A verdade é que genocida não é apenas o terrorista adorador de torturadores Jair Bolsonaro.

Não seriam genocidas estes políticos – do G7 da CPI e fora dele – beneficiários do genocídio secular dos povos indígenas e que, sobre este massacre, conquistaram o poder de mando e de retalhamento de toda a Amazônia?

Não seriam genocidas também os ministros do STF que votam para instituir o marco temporal e assim exterminar mais alguns povos indígenas, que assim perderão as suas terras e virarão favelados nas cidades?

E essa corja de generais e outros oficiais do exército de ocupação do Brasil, herdeiros e continuadores da política genocida dos militares da ditadura e dos bandeirantes e outros facínoras contra os povos indígenas?

E tantos outros mais, banqueiros e tantos outros escroques do dinheiro grosso, secos para se apossar do território indígena restante e expulsar os seus povos, não são genuínos genocidas?

A verdade é que a consequência dessa covardia dos senadores da CPI é só uma, a continuidade impune do genocídio secular dos indígenas no Brasil, até que sejam destruídos enquanto povos.
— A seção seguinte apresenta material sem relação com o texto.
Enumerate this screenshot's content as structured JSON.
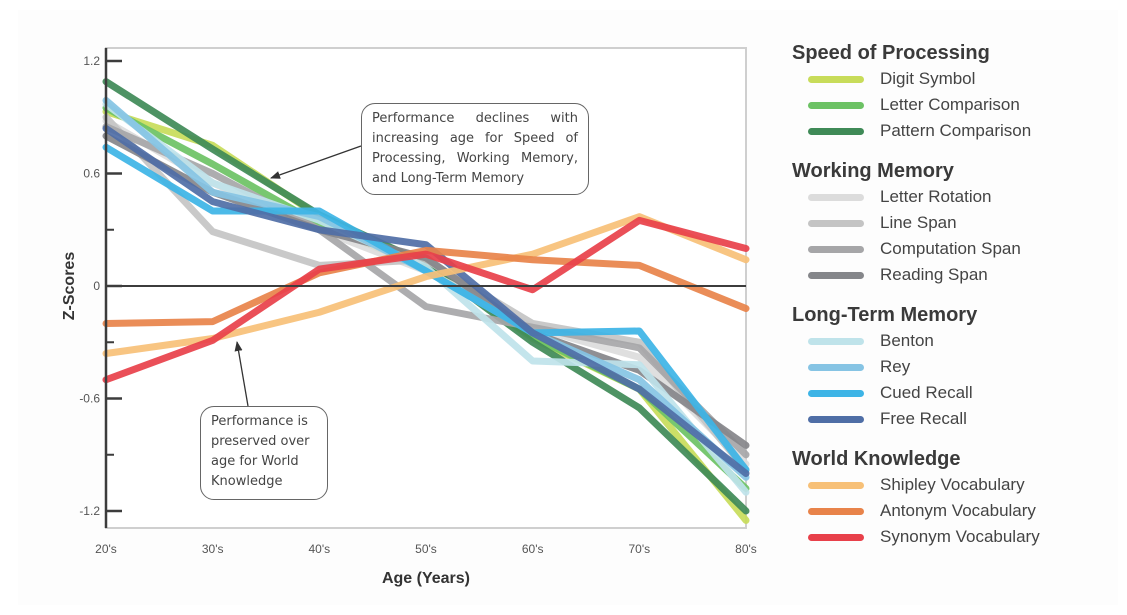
{
  "chart_data": {
    "type": "line",
    "title": "",
    "xlabel": "Age (Years)",
    "ylabel": "Z-Scores",
    "x": [
      "20's",
      "30's",
      "40's",
      "50's",
      "60's",
      "70's",
      "80's"
    ],
    "ylim": [
      -1.3,
      1.3
    ],
    "yticks": [
      1.2,
      0.6,
      0,
      -0.6,
      -1.2
    ],
    "ytick_labels": [
      "1.2",
      "0.6",
      "0",
      "-0.6",
      "-1.2"
    ],
    "minor_yticks": [
      0.3,
      -0.3,
      -0.9
    ],
    "zero_line": true,
    "grid": false,
    "legend_placement": "right",
    "groups": [
      {
        "name": "Speed of Processing",
        "series": [
          {
            "name": "Digit Symbol",
            "color": "#c8dc5a",
            "values": [
              0.93,
              0.75,
              0.37,
              0.12,
              -0.28,
              -0.55,
              -1.25
            ]
          },
          {
            "name": "Letter Comparison",
            "color": "#6cc264",
            "values": [
              0.95,
              0.65,
              0.33,
              0.1,
              -0.27,
              -0.55,
              -1.08
            ]
          },
          {
            "name": "Pattern Comparison",
            "color": "#3f8a57",
            "values": [
              1.09,
              0.73,
              0.38,
              0.12,
              -0.3,
              -0.65,
              -1.2
            ]
          }
        ]
      },
      {
        "name": "Working Memory",
        "series": [
          {
            "name": "Letter Rotation",
            "color": "#dcdcdc",
            "values": [
              0.88,
              0.55,
              0.3,
              0.08,
              -0.22,
              -0.38,
              -0.95
            ]
          },
          {
            "name": "Line Span",
            "color": "#c4c4c4",
            "values": [
              0.9,
              0.29,
              0.11,
              0.14,
              -0.2,
              -0.3,
              -0.98
            ]
          },
          {
            "name": "Computation Span",
            "color": "#a6a6a8",
            "values": [
              0.85,
              0.6,
              0.3,
              -0.11,
              -0.22,
              -0.33,
              -0.9
            ]
          },
          {
            "name": "Reading Span",
            "color": "#85868a",
            "values": [
              0.8,
              0.5,
              0.3,
              0.15,
              -0.25,
              -0.45,
              -0.85
            ]
          }
        ]
      },
      {
        "name": "Long-Term Memory",
        "series": [
          {
            "name": "Benton",
            "color": "#bfe3ea",
            "values": [
              0.97,
              0.55,
              0.35,
              0.1,
              -0.4,
              -0.42,
              -1.1
            ]
          },
          {
            "name": "Rey",
            "color": "#86c4e4",
            "values": [
              0.99,
              0.5,
              0.37,
              0.08,
              -0.25,
              -0.5,
              -1.02
            ]
          },
          {
            "name": "Cued Recall",
            "color": "#3db4e6",
            "values": [
              0.74,
              0.4,
              0.4,
              0.08,
              -0.25,
              -0.24,
              -0.98
            ]
          },
          {
            "name": "Free Recall",
            "color": "#4f6ea6",
            "values": [
              0.84,
              0.45,
              0.3,
              0.22,
              -0.25,
              -0.55,
              -1.0
            ]
          }
        ]
      },
      {
        "name": "World Knowledge",
        "series": [
          {
            "name": "Shipley Vocabulary",
            "color": "#f7c077",
            "values": [
              -0.36,
              -0.28,
              -0.14,
              0.05,
              0.17,
              0.37,
              0.14
            ]
          },
          {
            "name": "Antonym Vocabulary",
            "color": "#e8834a",
            "values": [
              -0.2,
              -0.19,
              0.07,
              0.19,
              0.14,
              0.11,
              -0.12
            ]
          },
          {
            "name": "Synonym Vocabulary",
            "color": "#e8404a",
            "values": [
              -0.5,
              -0.29,
              0.09,
              0.17,
              -0.02,
              0.35,
              0.2
            ]
          }
        ]
      }
    ],
    "annotations": [
      {
        "text": "Performance declines with increasing age for Speed of Processing, Working Memory, and Long-Term Memory",
        "points_to": "declining series near 30's-40's"
      },
      {
        "text": "Performance is preserved over age for World Knowledge",
        "points_to": "World Knowledge series near 30's"
      }
    ]
  }
}
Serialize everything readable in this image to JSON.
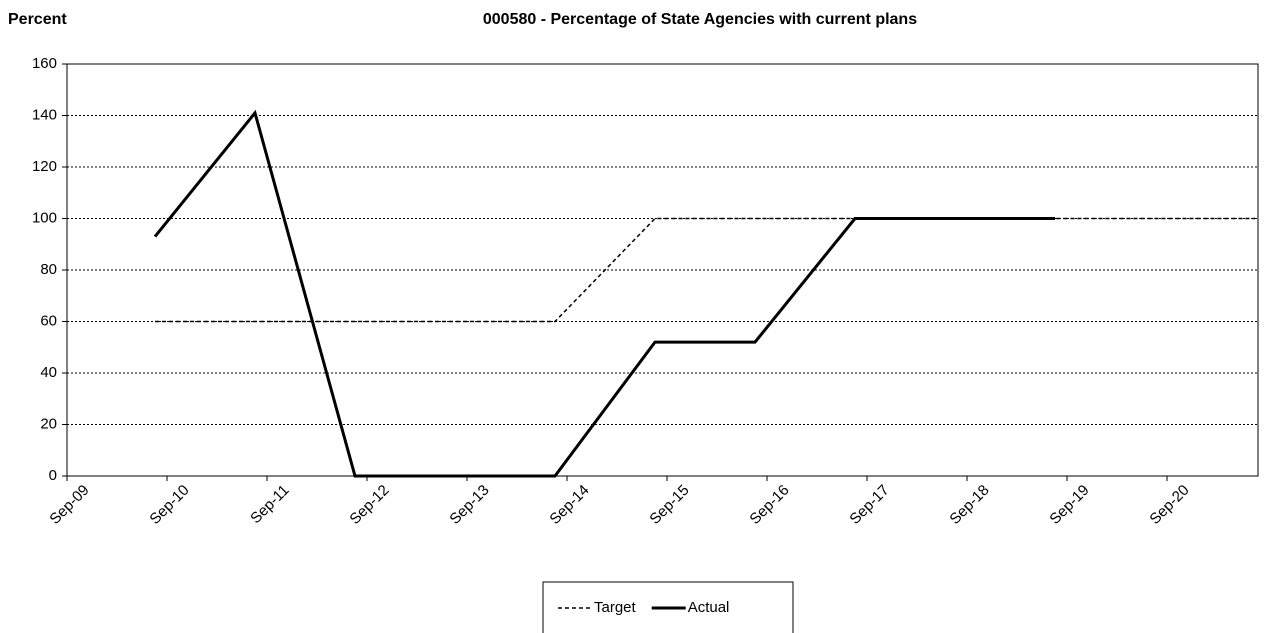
{
  "chart_data": {
    "type": "line",
    "title": "000580 - Percentage of State Agencies with current plans",
    "ylabel": "Percent",
    "categories": [
      "Sep-09",
      "Sep-10",
      "Sep-11",
      "Sep-12",
      "Sep-13",
      "Sep-14",
      "Sep-15",
      "Sep-16",
      "Sep-17",
      "Sep-18",
      "Sep-19",
      "Sep-20"
    ],
    "series": [
      {
        "name": "Target",
        "color": "#000000",
        "dash": true,
        "values": [
          60,
          60,
          60,
          60,
          60,
          100,
          100,
          100,
          100,
          100,
          100,
          100
        ]
      },
      {
        "name": "Actual",
        "color": "#000000",
        "dash": false,
        "values": [
          93,
          141,
          0,
          0,
          0,
          52,
          52,
          100,
          100,
          100,
          null,
          null
        ]
      }
    ],
    "ylim": [
      0,
      160
    ],
    "yticks": [
      0,
      20,
      40,
      60,
      80,
      100,
      120,
      140,
      160
    ],
    "grid": true,
    "legend": "bottom"
  }
}
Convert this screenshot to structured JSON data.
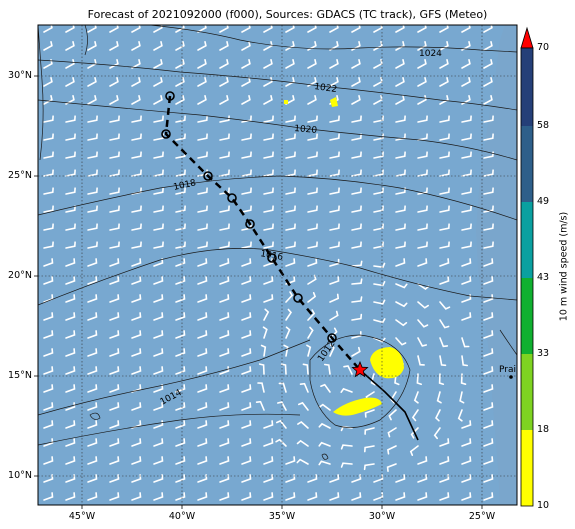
{
  "title": "Forecast of 2021092000 (f000), Sources: GDACS (TC track), GFS (Meteo)",
  "map": {
    "lat_ticks": [
      "30°N",
      "25°N",
      "20°N",
      "15°N",
      "10°N"
    ],
    "lon_ticks": [
      "45°W",
      "40°W",
      "35°W",
      "30°W",
      "25°W"
    ],
    "isobars": [
      "1024",
      "1022",
      "1020",
      "1018",
      "1016",
      "1012",
      "1014"
    ],
    "place_label": "Praia",
    "colors": {
      "ocean": "#78a8d0",
      "land": "#d8d8d8",
      "track": "#000000",
      "storm": "#ff0000",
      "high_wind": "#ffff00"
    }
  },
  "track": [
    {
      "lon": -40.6,
      "lat": 29.0
    },
    {
      "lon": -40.8,
      "lat": 27.1
    },
    {
      "lon": -38.7,
      "lat": 25.0
    },
    {
      "lon": -37.5,
      "lat": 23.9
    },
    {
      "lon": -36.6,
      "lat": 22.6
    },
    {
      "lon": -35.5,
      "lat": 20.9
    },
    {
      "lon": -34.2,
      "lat": 18.9
    },
    {
      "lon": -32.5,
      "lat": 16.9
    },
    {
      "lon": -31.1,
      "lat": 15.3
    }
  ],
  "colorbar": {
    "title": "10 m wind speed (m/s)",
    "ticks": [
      "70",
      "58",
      "49",
      "43",
      "33",
      "18",
      "10"
    ],
    "colors": [
      "#253f78",
      "#2e5f8a",
      "#0aa0a0",
      "#10b030",
      "#7ed321",
      "#ffff00"
    ]
  }
}
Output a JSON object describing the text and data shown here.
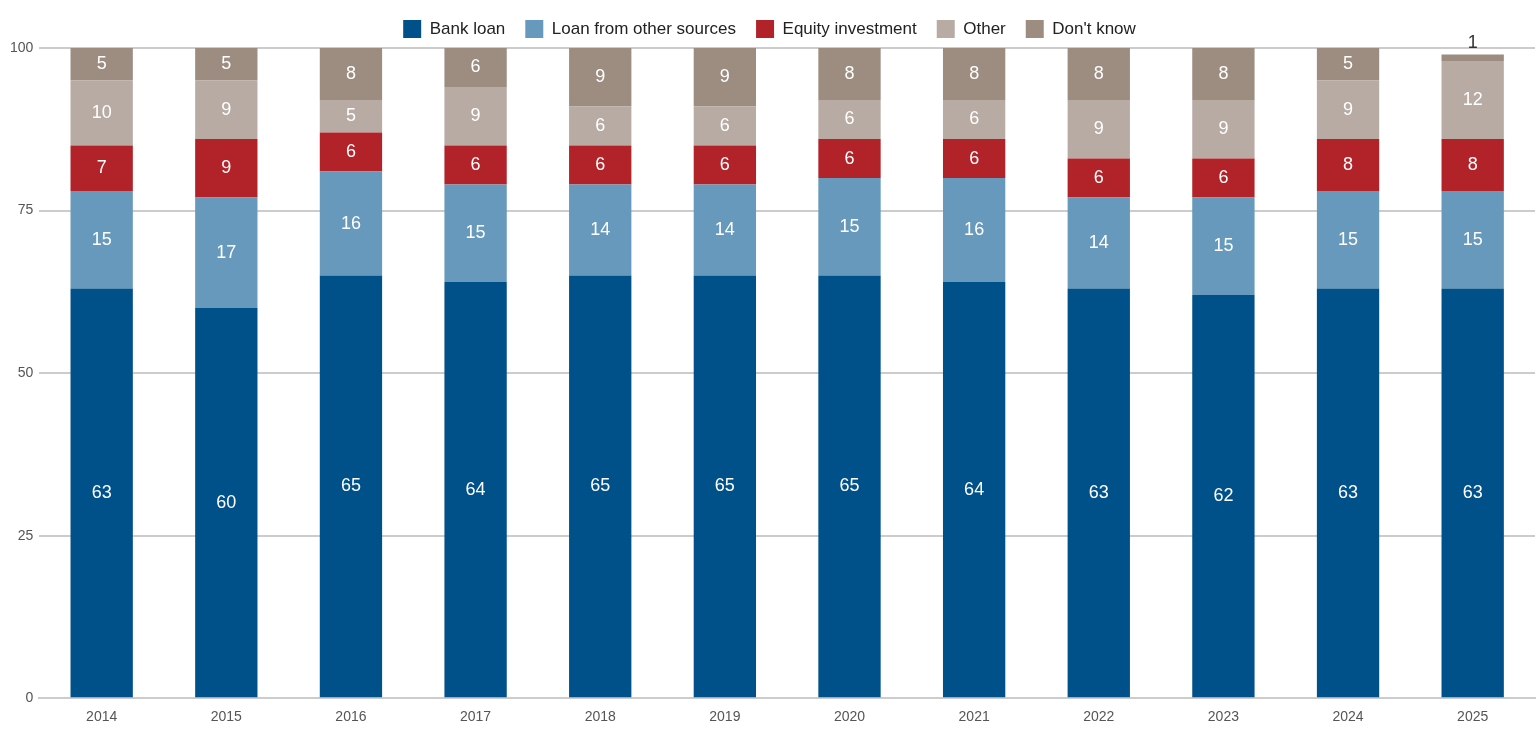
{
  "chart_data": {
    "type": "bar",
    "stacked": true,
    "categories": [
      "2014",
      "2015",
      "2016",
      "2017",
      "2018",
      "2019",
      "2020",
      "2021",
      "2022",
      "2023",
      "2024",
      "2025"
    ],
    "series": [
      {
        "name": "Bank loan",
        "color": "#00508a",
        "values": [
          63,
          60,
          65,
          64,
          65,
          65,
          65,
          64,
          63,
          62,
          63,
          63
        ]
      },
      {
        "name": "Loan from other sources",
        "color": "#6699bb",
        "values": [
          15,
          17,
          16,
          15,
          14,
          14,
          15,
          16,
          14,
          15,
          15,
          15
        ]
      },
      {
        "name": "Equity investment",
        "color": "#b22229",
        "values": [
          7,
          9,
          6,
          6,
          6,
          6,
          6,
          6,
          6,
          6,
          8,
          8
        ]
      },
      {
        "name": "Other",
        "color": "#b8aba4",
        "values": [
          10,
          9,
          5,
          9,
          6,
          6,
          6,
          6,
          9,
          9,
          9,
          12
        ]
      },
      {
        "name": "Don't know",
        "color": "#9d8c80",
        "values": [
          5,
          5,
          8,
          6,
          9,
          9,
          8,
          8,
          8,
          8,
          5,
          1
        ]
      }
    ],
    "ylim": [
      0,
      100
    ],
    "yticks": [
      0,
      25,
      50,
      75,
      100
    ],
    "grid": "y",
    "legend": "top",
    "data_labels": true
  }
}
E outro resultado concreto disto poderá ser, em breve, a declaração do marco temporal pelos genocidas do supremo, que poderão fazê-lo agora com a consciência tranquila, pois, afinal de contas, se um assassino em massa, responsável pela morte de centenas de milhares de brasileiros e pela clara tentativa de exterminar, no que for possível, os indígenas, aproveitando-se de uma doença , se um verme desses não é classificado como um genocida, por que um ministro do supremo o será por um “detalhe” temporal, já que, segundo os genocidas todos, os “indígenas já têm terra demais”?